Foie Gras Parfait - The Dutch (Miami Beach) (my thoughts on The Dutch)
A foie gras "parfait" was a clever repurposing of a typical breakfast presentation - silky, creamy foie gras mousse capped with a port gelée and cracked pepper, served with summer berries and a crunchy, savory granola. I loved this.
Plateau du Plateau - Au Pied de Cochon (Montreal)
Montreal's Au Pied de Cochon is legendary for excess, particularly of the porcine and foie gras varieties. What we happily discovered when we went up this summer is that they also, in season, have equally indulgent seafood platters. This platter was one of the most astonishing culinary displays I've ever seen, with oysters and clams in multitudinous varieties, periwinkles, delicate little shrimp, whelk salad, octopus ceviche, and a lobster (almost entirely obscured in this photo) piled atop each other. Plowing through this fantastic cornucopia provided us one of our greatest meals of the year.

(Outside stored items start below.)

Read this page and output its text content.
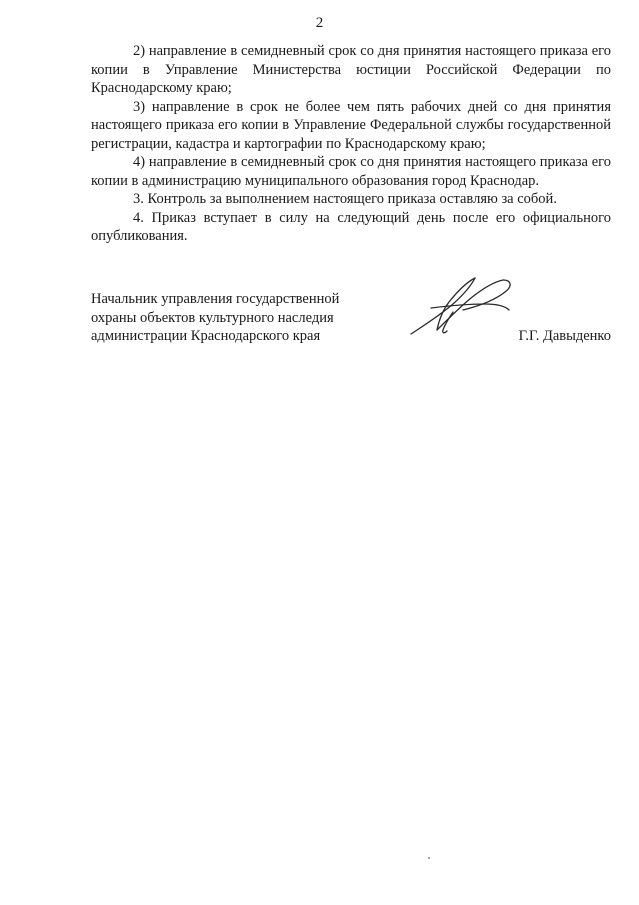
2

2) направление в семидневный срок со дня принятия настоящего приказа его копии в Управление Министерства юстиции Российской Федерации по Краснодарскому краю;

3) направление в срок не более чем пять рабочих дней со дня принятия настоящего приказа его копии в Управление Федеральной службы государственной регистрации, кадастра и картографии по Краснодарскому краю;

4) направление в семидневный срок со дня принятия настоящего приказа его копии в администрацию муниципального образования город Краснодар.

3. Контроль за выполнением настоящего приказа оставляю за собой.

4. Приказ вступает в силу на следующий день после его официального опубликования.

Начальник управления государственной
охраны объектов культурного наследия
администрации Краснодарского края	Г.Г. Давыденко
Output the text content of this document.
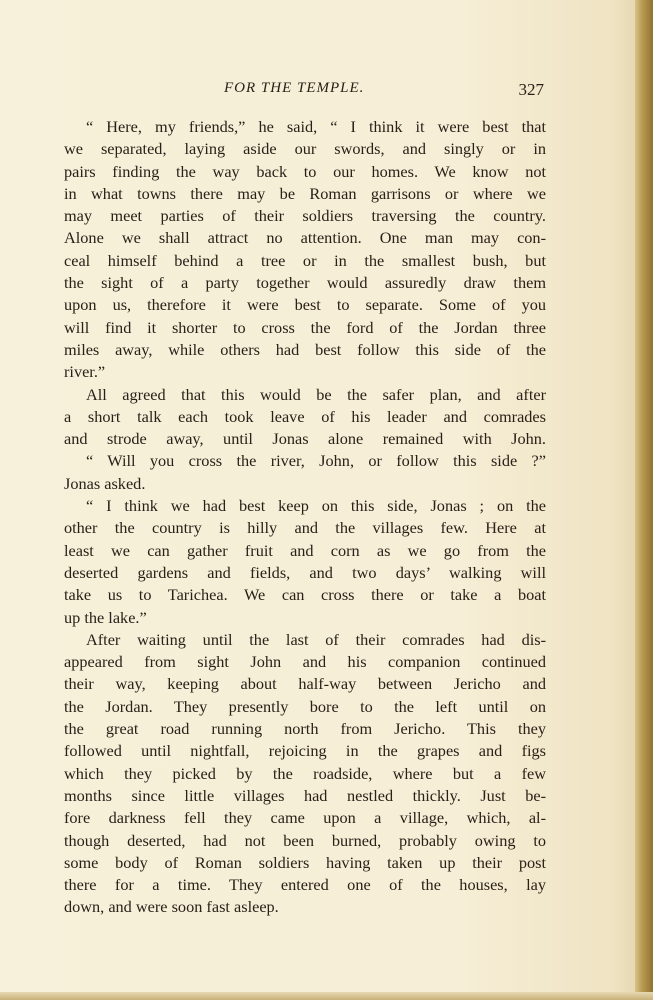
FOR THE TEMPLE.	327
“ Here, my friends,” he said, “ I think it were best that
we separated, laying aside our swords, and singly or in
pairs finding the way back to our homes. We know not
in what towns there may be Roman garrisons or where we
may meet parties of their soldiers traversing the country.
Alone we shall attract no attention. One man may con-
ceal himself behind a tree or in the smallest bush, but
the sight of a party together would assuredly draw them
upon us, therefore it were best to separate. Some of you
will find it shorter to cross the ford of the Jordan three
miles away, while others had best follow this side of the
river.”
All agreed that this would be the safer plan, and after
a short talk each took leave of his leader and comrades
and strode away, until Jonas alone remained with John.
“ Will you cross the river, John, or follow this side ?”
Jonas asked.
“ I think we had best keep on this side, Jonas ; on the
other the country is hilly and the villages few. Here at
least we can gather fruit and corn as we go from the
deserted gardens and fields, and two days’ walking will
take us to Tarichea. We can cross there or take a boat
up the lake.”
After waiting until the last of their comrades had dis-
appeared from sight John and his companion continued
their way, keeping about half-way between Jericho and
the Jordan. They presently bore to the left until on
the great road running north from Jericho. This they
followed until nightfall, rejoicing in the grapes and figs
which they picked by the roadside, where but a few
months since little villages had nestled thickly. Just be-
fore darkness fell they came upon a village, which, al-
though deserted, had not been burned, probably owing to
some body of Roman soldiers having taken up their post
there for a time. They entered one of the houses, lay
down, and were soon fast asleep.
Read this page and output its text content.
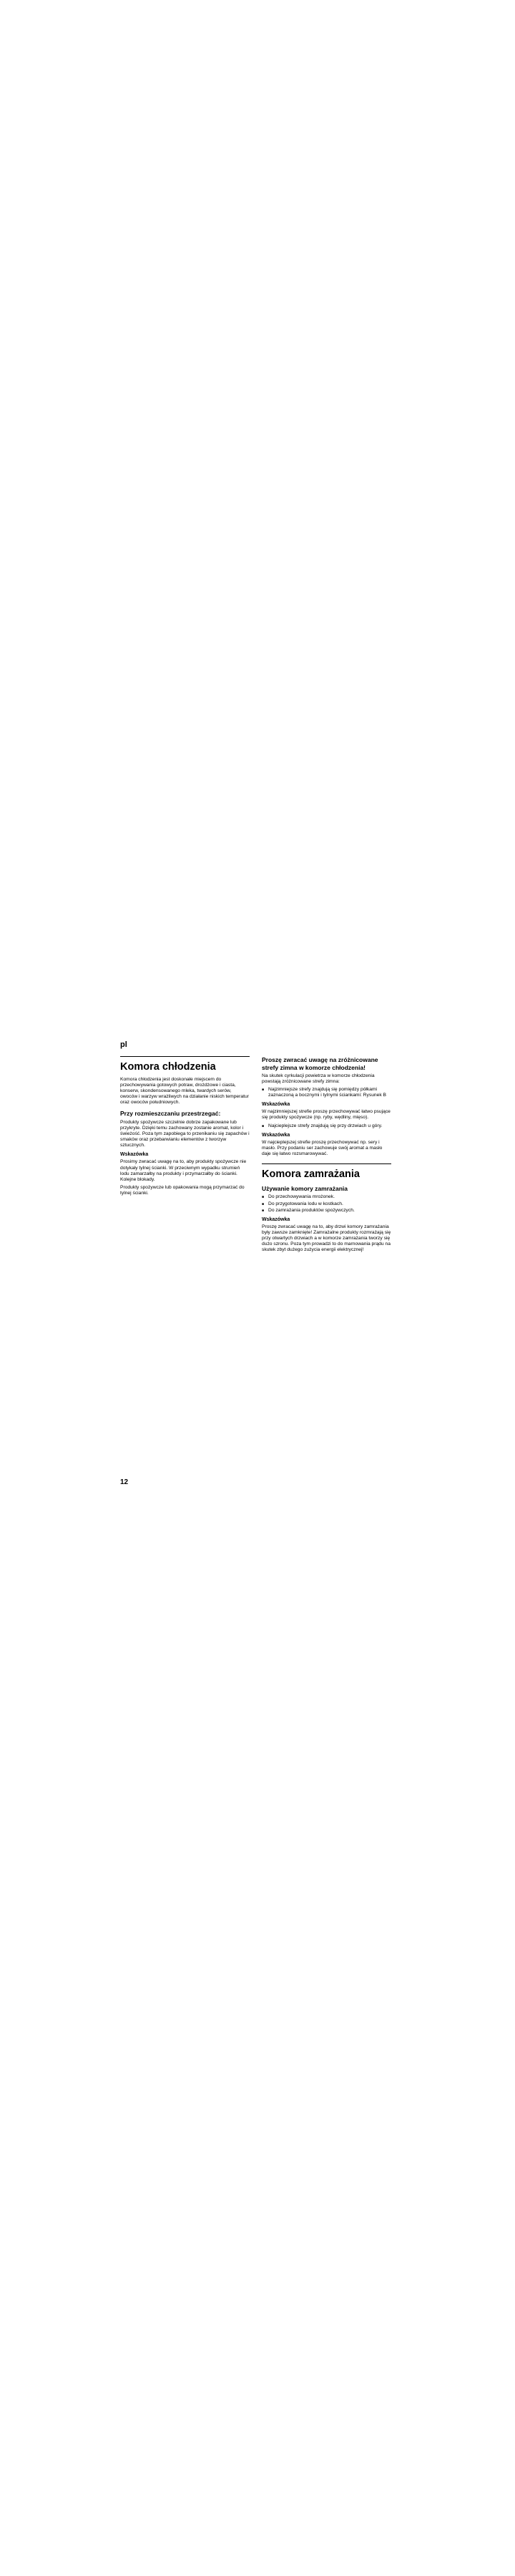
pl
Komora chłodzenia
Komora chłodzenia jest doskonałe miejscem do przechowywania gotowych potraw, drożdżowe i ciasta, konserw, skondensowanego mleka, twardych serów, owoców i warzyw wrażliwych na działanie niskich temperatur oraz owoców południowych.
Przy rozmieszczaniu przestrzegać:
Produkty spożywcze szczelnie dobrze zapakowane lub przykryte. Dzięki temu zachowany zostanie aromat, kolor i świeżość. Poza tym zapobiega to przenikaniu się zapachów i smaków oraz przebarwianiu elementów z tworzyw sztucznych.
Wskazówka
Prosimy zwracać uwagę na to, aby produkty spożywcze nie dotykały tylnej ścianki. W przeciwnym wypadku strumień lodu zamarzałby na produkty i przymarzałby do ścianki. Kolejne blokady.
Produkty spożywcze lub opakowania mogą przymarzać do tylnej ścianki.
Proszę zwracać uwagę na zróżnicowane strefy zimna w komorze chłodzenia!
Na skutek cyrkulacji powietrza w komorze chłodzenia powstają zróżnicowane strefy zimna:
■ Najzimniejsze strefy znajdują się pomiędzy półkami zaznaczoną a bocznymi i tylnymi ściankami: Rysunek B
Wskazówka
W najzimniejszej strefie proszę przechowywać łatwo psujące się produkty spożywcze (np. ryby, wędliny, mięso).
■ Najcieplejsze strefy znajdują się przy drzwiach u góry.
Wskazówka
W najcieplejszej strefie proszę przechowywać np. sery i masło. Przy podaniu ser zachowuje swój aromat a masło daje się łatwo rozsmarowywać.
Komora zamrażania
Używanie komory zamrażania
■ Do przechowywania mrożonek.
■ Do przygotowania lodu w kostkach.
■ Do zamrażania produktów spożywczych.
Wskazówka
Proszę zwracać uwagę na to, aby drzwi komory zamrażania były zawsze zamknięte! Zamrażalne produkty rozmrażają się przy otwartych drzwiach a w komorze zamrażania tworzy się dużo szronu. Poza tym prowadzi to do marnowania prądu na skutek zbyt dużego zużycia energii elektrycznej!
12
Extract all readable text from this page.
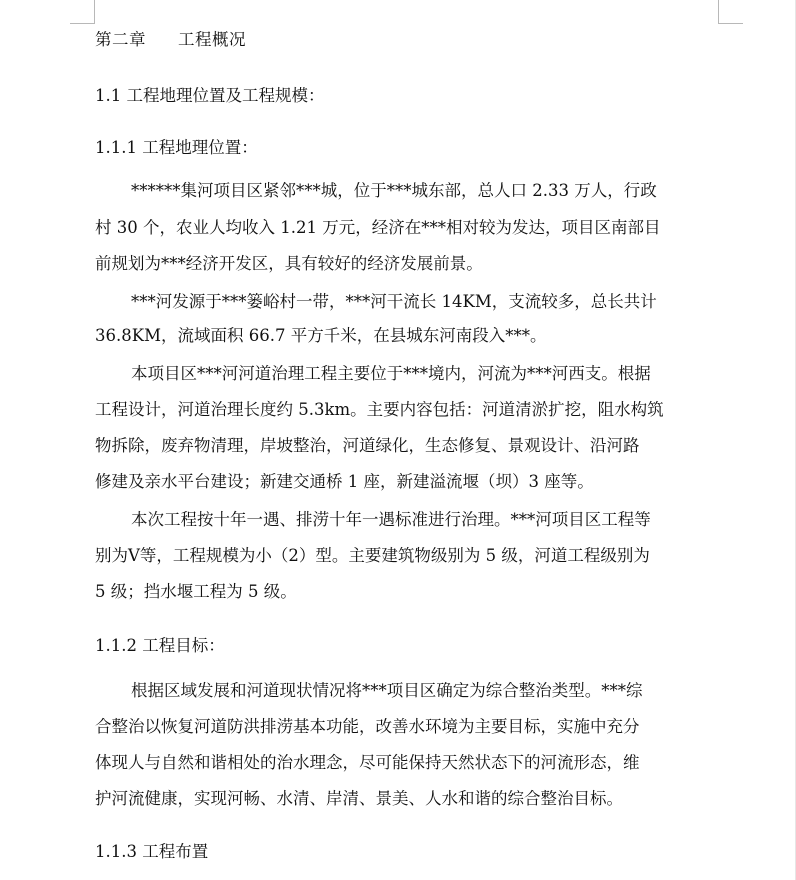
第二章 工程概况
1.1 工程地理位置及工程规模：
1.1.1 工程地理位置：
******集河项目区紧邻***城，位于***城东部，总人口 2.33 万人，行政
村 30 个，农业人均收入 1.21 万元，经济在***相对较为发达，项目区南部目
前规划为***经济开发区，具有较好的经济发展前景。
***河发源于***篓峪村一带，***河干流长 14KM，支流较多，总长共计
36.8KM，流域面积 66.7 平方千米，在县城东河南段入***。
本项目区***河河道治理工程主要位于***境内，河流为***河西支。根据
工程设计，河道治理长度约 5.3km。主要内容包括：河道清淤扩挖，阻水构筑
物拆除，废弃物清理，岸坡整治，河道绿化，生态修复、景观设计、沿河路
修建及亲水平台建设；新建交通桥 1 座，新建溢流堰（坝）3 座等。
本次工程按十年一遇、排涝十年一遇标准进行治理。***河项目区工程等
别为Ⅴ等，工程规模为小（2）型。主要建筑物级别为 5 级，河道工程级别为
5 级；挡水堰工程为 5 级。
1.1.2 工程目标：
根据区域发展和河道现状情况将***项目区确定为综合整治类型。***综
合整治以恢复河道防洪排涝基本功能，改善水环境为主要目标，实施中充分
体现人与自然和谐相处的治水理念，尽可能保持天然状态下的河流形态，维
护河流健康，实现河畅、水清、岸清、景美、人水和谐的综合整治目标。
1.1.3 工程布置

Lobster - Les 400 Coups (Montreal)
We had another fine meal in Montreal at Les 400 Coups. The best dish was this appetizer of tender local lobster. Served over slivered celery, and topped with a cider sabayon and bits of crispy chicken skin, it was an unexpected, inspired, and beautifully effective composition. Unfortunately, shortly after our visit, pretty much the whole team - chef Marc-André Jetté, pastry chef Patrice Demers, and sommelier Marie-Josée Beaudolin - all left the restaurant. If I'm back in Montreal, I'll be looking for where they surface next.